Sometimes a poem is just what you need to clarify your feelings or lighten your mood. That’s especially true in these tumultuous times, with emotions running high and understanding running low. This collection of poems for children examines the highs and lows of childhood while also taking on some of life’s bigger issues. Things like being sad or glad. Surviving school days. Having friends and ex-friends. Embracing the change of seasons and solving the big questions and answers, like what to be when you grow up and why it’s so hard to learn manners.

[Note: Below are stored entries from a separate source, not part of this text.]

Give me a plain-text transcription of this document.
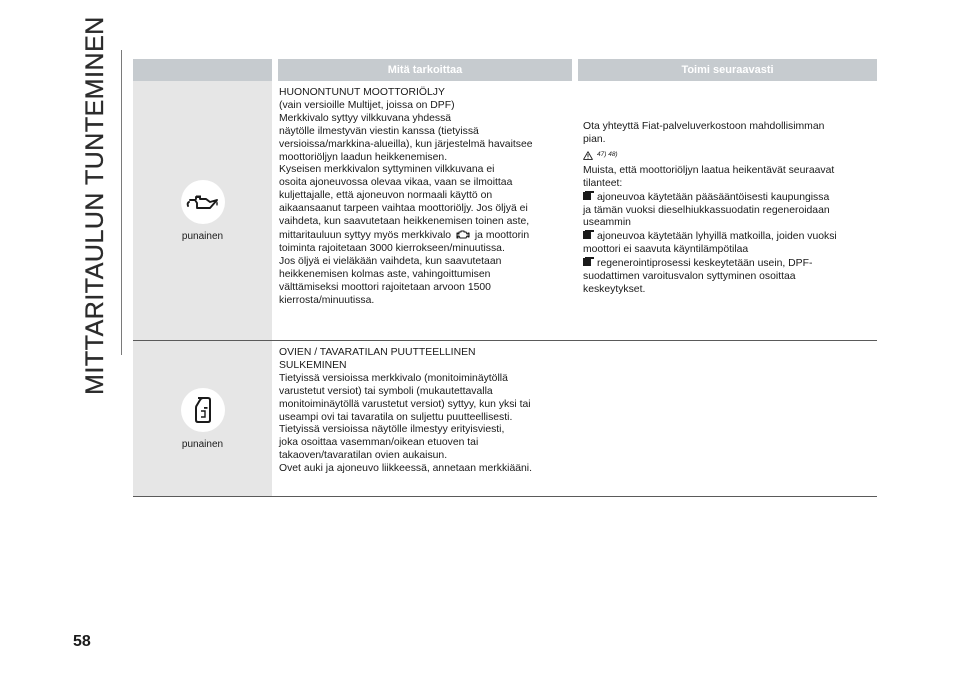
MITTARITAULUN TUNTEMINEN
58
Mitä tarkoittaa	Toimi seuraavasti
punainen

HUONONTUNUT MOOTTORIÖLJY

(vain versioille Multijet, joissa on DPF)

Merkkivalo syttyy vilkkuvana yhdessä

näytölle ilmestyvän viestin kanssa (tietyissä

versioissa/markkina-alueilla), kun järjestelmä havaitsee

moottoriöljyn laadun heikkenemisen.

Kyseisen merkkivalon syttyminen vilkkuvana ei

osoita ajoneuvossa olevaa vikaa, vaan se ilmoittaa

kuljettajalle, että ajoneuvon normaali käyttö on

aikaansaanut tarpeen vaihtaa moottoriöljy. Jos öljyä ei

vaihdeta, kun saavutetaan heikkenemisen toinen aste,

mittaritauluun syttyy myös merkkivalo ja moottorin

toiminta rajoitetaan 3000 kierrokseen/minuutissa.

Jos öljyä ei vieläkään vaihdeta, kun saavutetaan

heikkenemisen kolmas aste, vahingoittumisen

välttämiseksi moottori rajoitetaan arvoon 1500

kierrosta/minuutissa.

Ota yhteyttä Fiat-palveluverkostoon mahdollisimman

pian.

47) 48)

Muista, että moottoriöljyn laatua heikentävät seuraavat

tilanteet:

ajoneuvoa käytetään pääsääntöisesti kaupungissa

ja tämän vuoksi dieselhiukkassuodatin regeneroidaan

useammin

ajoneuvoa käytetään lyhyillä matkoilla, joiden vuoksi

moottori ei saavuta käyntilämpötilaa

regenerointiprosessi keskeytetään usein, DPF-

suodattimen varoitusvalon syttyminen osoittaa

keskeytykset.

punainen

OVIEN / TAVARATILAN PUUTTEELLINEN

SULKEMINEN

Tietyissä versioissa merkkivalo (monitoiminäytöllä

varustetut versiot) tai symboli (mukautettavalla

monitoiminäytöllä varustetut versiot) syttyy, kun yksi tai

useampi ovi tai tavaratila on suljettu puutteellisesti.

Tietyissä versioissa näytölle ilmestyy erityisviesti,

joka osoittaa vasemman/oikean etuoven tai

takaoven/tavaratilan ovien aukaisun.

Ovet auki ja ajoneuvo liikkeessä, annetaan merkkiääni.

The title poem, What are you Glad about? What are you Sad about? provides grown-ups with an apropos opening for a discussion about what’s happening in a child’s own mind, as well as in the world at large. It begins:
If you had just one color to paint the whole world,
Would it be orange or gray?
If you had just one message to give to the world,
Would it be grrr or hooray?
Not everything is serious, however. Viorst’s poems for the seasons humorously evoke the feelings, sights and scents of each special time of the year. From poems about sizzling, sweaty, and even stinky summer days, to showy, swirling autumn leaves and the bashful buds of spring, her verses express the things children wonder about while learning nature’s capricious ways. Her ode to “shivery winter” portrays the experience of frigid mornings as told by someone who prefers warmer weather:
I’m shaking. I’m shaken. I’m shook.
How I’d love to be reading a book.
Somewhere cozy and nice.
Have my ears turned to ice?
Couldn’t somebody please take a look?
In Between, the final poem in this small book, poignantly sums up the state of mind of a child who is at that difficult stage of life: too old for some things, yet too young for others. Viorst compares it to being too young for War and Peace, yet too old for Where the Wild Things Are, or too old for sippy cups but too young for lattes:
I’m in between and often
In between is very hard.
This funny yet insightful collection of verses makes perfect reading for a growing school age child who sometimes “can’t tell the downs from ups” and the adults who love and guide them.